Because sometimes it is easier to imagine Venetia when she is writing. Her letters are lost, but her presence in the correspondence is not. When reading Asquith's replies closely, one begins to sense her tone, her provocations, her restraint, her economy of feeling. Thinking about what she might have written — sentence by sentence — makes her feel less abstract and less mythic.
02. The Narrative Void
What is this?
An interactive imagining of the diary she never kept, connecting Venetia’s movements with the probable subjects she was writing about, inferred from primary sources and rendered in her characteristic style and tone.
Why did we do this?
Because Venetia’s own voice is largely absent from the historical record. She appears constantly—but almost always through the words of others. This project treats her not as a footnote or a recipient, but as a subject with her own interior life, restoring agency where the archive falls silent.
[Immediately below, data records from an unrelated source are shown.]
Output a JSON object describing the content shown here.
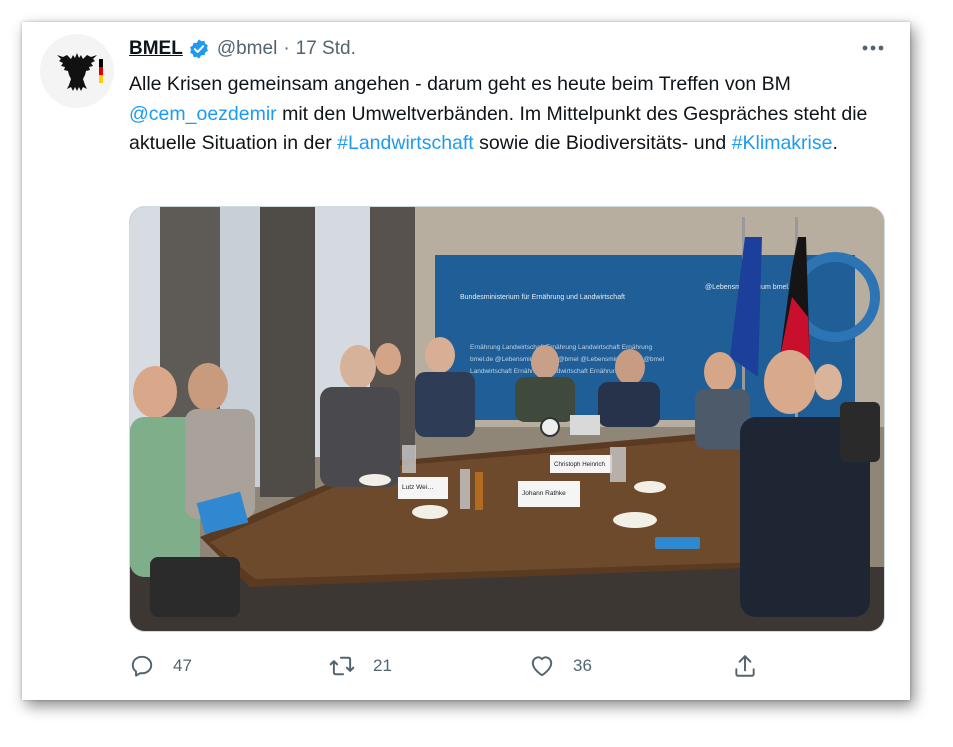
{
  "tweet": {
    "author_name": "BMEL",
    "handle": "@bmel",
    "separator": "·",
    "time": "17 Std.",
    "text_parts": {
      "p1": "Alle Krisen gemeinsam angehen - darum geht es heute beim Treffen von BM ",
      "mention": "@cem_oezdemir",
      "p2": " mit den Umweltverbänden. Im Mittelpunkt des Gespräches steht die aktuelle Situation in der ",
      "hashtag1": "#Landwirtschaft",
      "p3": " sowie die Biodiversitäts- und ",
      "hashtag2": "#Klimakrise",
      "p4": "."
    },
    "image": {
      "backdrop_text": {
        "ministry": "Bundesministerium für Ernährung und Landwirtschaft",
        "social": "@Lebensministerium bmel.de",
        "pattern_line1": "Ernährung   Landwirtschaft   Ernährung   Landwirtschaft   Ernährung",
        "pattern_line2": "bmel.de  @Lebensministerium  @bmel  @Lebensministerium  @bmel",
        "pattern_line3": "Landwirtschaft   Ernährung   Landwirtschaft   Ernährung"
      },
      "name_cards": [
        "Lutz Wei…",
        "Johann Rathke",
        "Christoph Heinrich"
      ]
    },
    "actions": {
      "reply_count": "47",
      "retweet_count": "21",
      "like_count": "36"
    },
    "icons": [
      "eagle-logo-icon",
      "verified-badge-icon",
      "more-icon",
      "reply-icon",
      "retweet-icon",
      "like-icon",
      "share-icon"
    ],
    "colors": {
      "link": "#1d9bf0",
      "verified": "#1d9bf0",
      "muted": "#536471",
      "text": "#0f1419"
    }
  }
}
"Managed to scribble a hasty note to H. this morning before the chaos descended..."
03. Audio Reconstruction
What is this?
This is an audio reconstruction of H. H. Asquith reading one of his poems to Venetia Stanley. The voice was modelled using surviving recordings of his public speeches.
Why did we do this?
Because hearing the words aloud — with pauses, emphasis, and emotional weight — brings us closer to how these letters were meant to be received, not just read.
"Hearing the voice that was never recorded."
04. Speculative Social Media
What is this?
This is a speculative Instagram feed for Venetia Stanley, translating her historical experiences and personality into contemporary social media format.
Why did we do this?
Because it creates a friction so profoundly anachronistic it reveals how truly difficult it is for us to step into their unperformed shoes (and she was too shy for selfies anyway).